Wireshark-dev: Re: [Wireshark-dev] Dissectors and parsing mode
From: Guy Harris <[email protected]>
Date: Fri, 7 Nov 2008 17:08:40 -0800
On Nov 7, 2008, at 4:40 PM, Chris Davies wrote:

What seems to happen with my dissector is that when I load one of my
sample pcap files to test it out, my dissector is invoked for all the
relevant packets in order. However, at this stage although the
proto_tree* argument to the top level dissector function isn't null,
wireshark appears to ignore or deallocate any tree items I add at this
The protocol tree is not a persistent object.  A protocol tree will be  
removed, in its entirety, when Wireshark no longer needs it.   

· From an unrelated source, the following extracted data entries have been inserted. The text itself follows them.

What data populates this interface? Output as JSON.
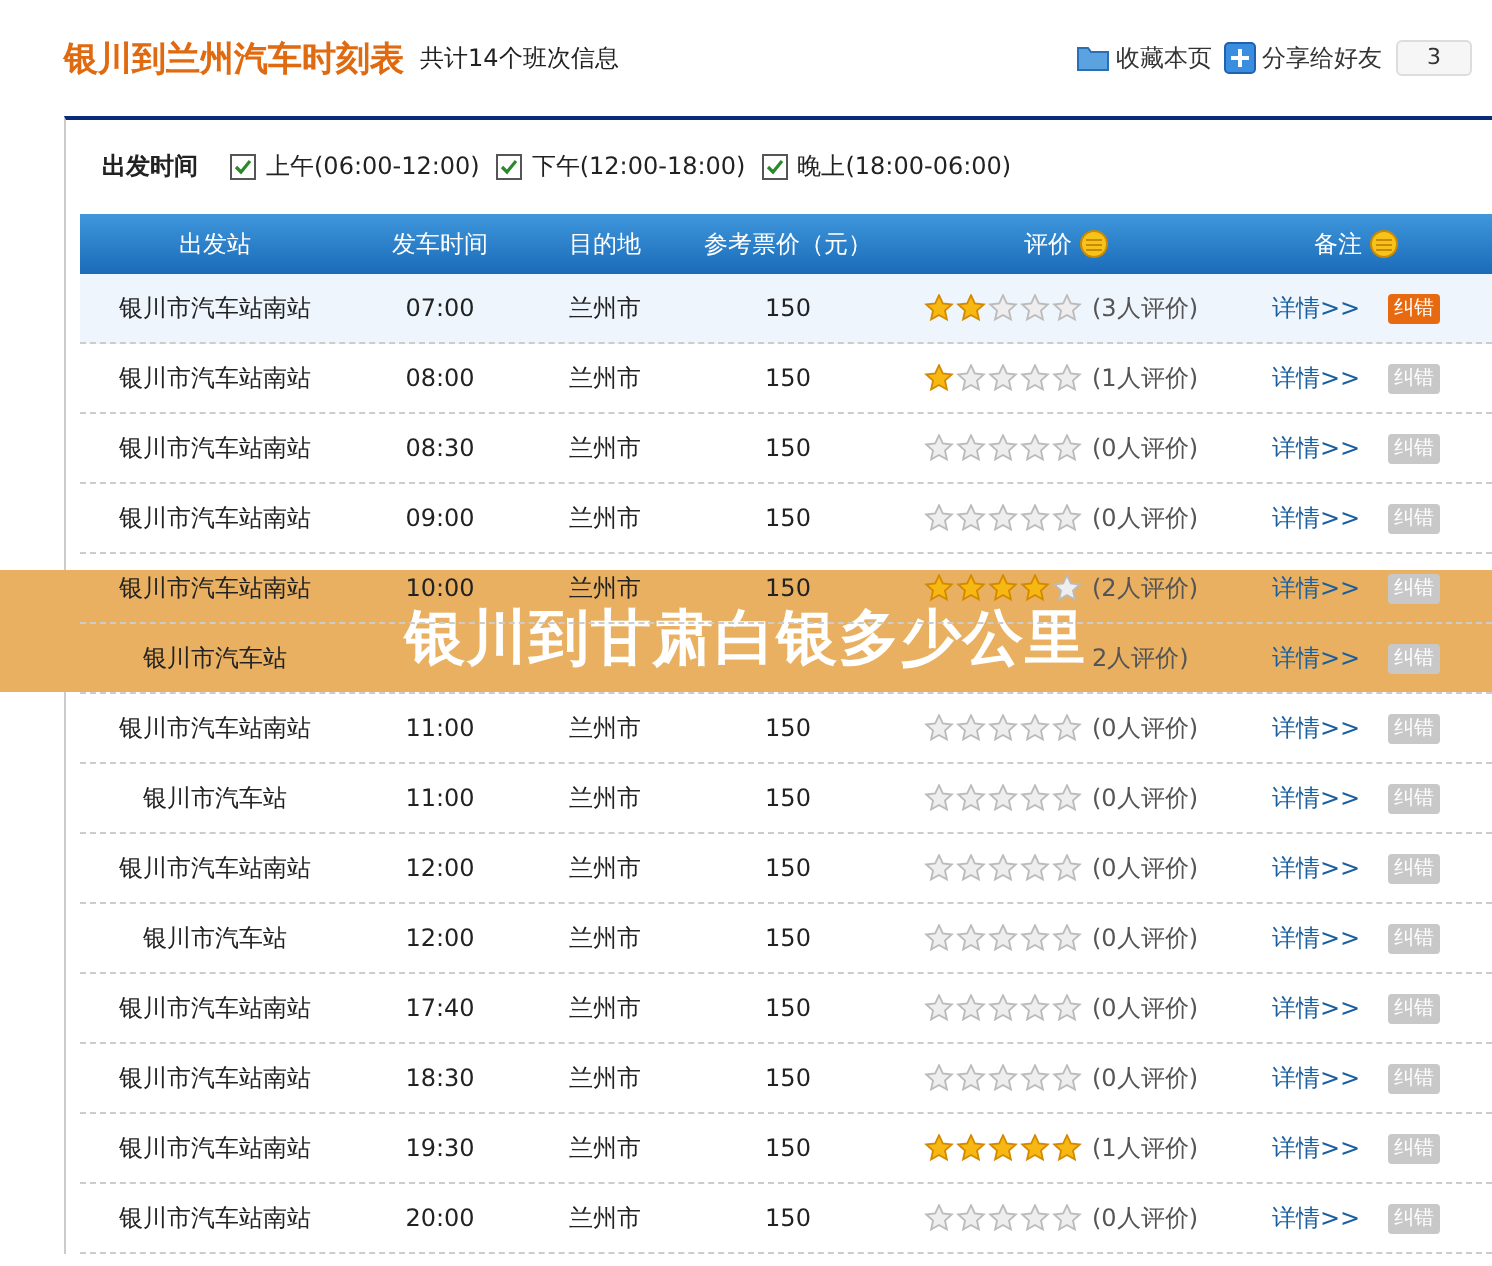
{
  "header": {
    "title": "银川到兰州汽车时刻表",
    "subtitle": "共计14个班次信息",
    "bookmark": "收藏本页",
    "share": "分享给好友",
    "share_count": "3"
  },
  "filter": {
    "label": "出发时间",
    "options": [
      {
        "label": "上午(06:00-12:00)",
        "checked": true
      },
      {
        "label": "下午(12:00-18:00)",
        "checked": true
      },
      {
        "label": "晚上(18:00-06:00)",
        "checked": true
      }
    ]
  },
  "table": {
    "columns": [
      {
        "label": "出发站",
        "coin": false
      },
      {
        "label": "发车时间",
        "coin": false
      },
      {
        "label": "目的地",
        "coin": false
      },
      {
        "label": "参考票价（元）",
        "coin": false
      },
      {
        "label": "评价",
        "coin": true
      },
      {
        "label": "备注",
        "coin": true
      }
    ],
    "rows": [
      {
        "station": "银川市汽车站南站",
        "time": "07:00",
        "destination": "兰州市",
        "price": "150",
        "stars": 2,
        "reviews": "(3人评价)",
        "detail": "详情>>",
        "report": "纠错",
        "report_active": true,
        "selected": true
      },
      {
        "station": "银川市汽车站南站",
        "time": "08:00",
        "destination": "兰州市",
        "price": "150",
        "stars": 1,
        "reviews": "(1人评价)",
        "detail": "详情>>",
        "report": "纠错",
        "report_active": false,
        "selected": false
      },
      {
        "station": "银川市汽车站南站",
        "time": "08:30",
        "destination": "兰州市",
        "price": "150",
        "stars": 0,
        "reviews": "(0人评价)",
        "detail": "详情>>",
        "report": "纠错",
        "report_active": false,
        "selected": false
      },
      {
        "station": "银川市汽车站南站",
        "time": "09:00",
        "destination": "兰州市",
        "price": "150",
        "stars": 0,
        "reviews": "(0人评价)",
        "detail": "详情>>",
        "report": "纠错",
        "report_active": false,
        "selected": false
      },
      {
        "station": "银川市汽车站南站",
        "time": "10:00",
        "destination": "兰州市",
        "price": "150",
        "stars": 4,
        "reviews": "(2人评价)",
        "detail": "详情>>",
        "report": "纠错",
        "report_active": false,
        "selected": false
      },
      {
        "station": "银川市汽车站",
        "reviews": "2人评价)",
        "detail": "详情>>",
        "report": "纠错",
        "report_active": false,
        "selected": false
      },
      {
        "station": "银川市汽车站南站",
        "time": "11:00",
        "destination": "兰州市",
        "price": "150",
        "stars": 0,
        "reviews": "(0人评价)",
        "detail": "详情>>",
        "report": "纠错",
        "report_active": false,
        "selected": false
      },
      {
        "station": "银川市汽车站",
        "time": "11:00",
        "destination": "兰州市",
        "price": "150",
        "stars": 0,
        "reviews": "(0人评价)",
        "detail": "详情>>",
        "report": "纠错",
        "report_active": false,
        "selected": false
      },
      {
        "station": "银川市汽车站南站",
        "time": "12:00",
        "destination": "兰州市",
        "price": "150",
        "stars": 0,
        "reviews": "(0人评价)",
        "detail": "详情>>",
        "report": "纠错",
        "report_active": false,
        "selected": false
      },
      {
        "station": "银川市汽车站",
        "time": "12:00",
        "destination": "兰州市",
        "price": "150",
        "stars": 0,
        "reviews": "(0人评价)",
        "detail": "详情>>",
        "report": "纠错",
        "report_active": false,
        "selected": false
      },
      {
        "station": "银川市汽车站南站",
        "time": "17:40",
        "destination": "兰州市",
        "price": "150",
        "stars": 0,
        "reviews": "(0人评价)",
        "detail": "详情>>",
        "report": "纠错",
        "report_active": false,
        "selected": false
      },
      {
        "station": "银川市汽车站南站",
        "time": "18:30",
        "destination": "兰州市",
        "price": "150",
        "stars": 0,
        "reviews": "(0人评价)",
        "detail": "详情>>",
        "report": "纠错",
        "report_active": false,
        "selected": false
      },
      {
        "station": "银川市汽车站南站",
        "time": "19:30",
        "destination": "兰州市",
        "price": "150",
        "stars": 5,
        "reviews": "(1人评价)",
        "detail": "详情>>",
        "report": "纠错",
        "report_active": false,
        "selected": false
      },
      {
        "station": "银川市汽车站南站",
        "time": "20:00",
        "destination": "兰州市",
        "price": "150",
        "stars": 0,
        "reviews": "(0人评价)",
        "detail": "详情>>",
        "report": "纠错",
        "report_active": false,
        "selected": false
      }
    ]
  },
  "overlay_title": "银川到甘肃白银多少公里"
}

("Wireshark" here refers to the Wireshark application core, not to any  
dissectors; dissectors shouldn't need the protocol tree, they should  
just construct it when asked to do so.)
(In the very early days of Wireshark development - it was still called  
Ethereal at that time - when the protocol tree was first introduced  
(prior to that the dissectors directly generated GTK+ trees), there  
was a bug at one point where the protocol tree was not getting freed  
(even though it was supposed to be freed).  This caused *huge* amounts  
of memory to be used when I tried reading in a large capture file, so  
protocol trees aren't going to be persistent objects - the memory  
requirements would be prohibitive for large captures.)
Then when I click on one of the DTN packets in the Wireshark
GUI, my dissector function is called again just for that one packet
Yes.  Your dissector can potentially be called multiple times for the  
same packet.
and this time the proto_tree* arg isn't null, and the tree items I add
show up. This is a bit of a problem for me, since really I want some
state information to know what sort of PDU I'm supposed to be parsing
from that particular packet.
Presumably by "state information" you mean "information from previous  
There are ways of keeping state information for purposes such as this;  
see my "advanced dissector writing" slides from SHARKFEST '08:

While I dare say I could examine the
first few bytes of the PDU and make a judgment about  what sort of PDU
it is, that isn't really how the protocol is supposed to work and
hence it isn't really how I'd like to parse it.
In the best of all possible worlds, where all the relevant packets are  
present in the capture, that shouldn't be how you have to parse it, if  
the packet type can be determined from previous packets in the session.
However, we don't live in the best of all possible worlds - a capture  
might start in the middle of a session - so, in addition to the state- 
management stuff I mention earlier, you might want to use heuristics  
if you don't have sufficient state information.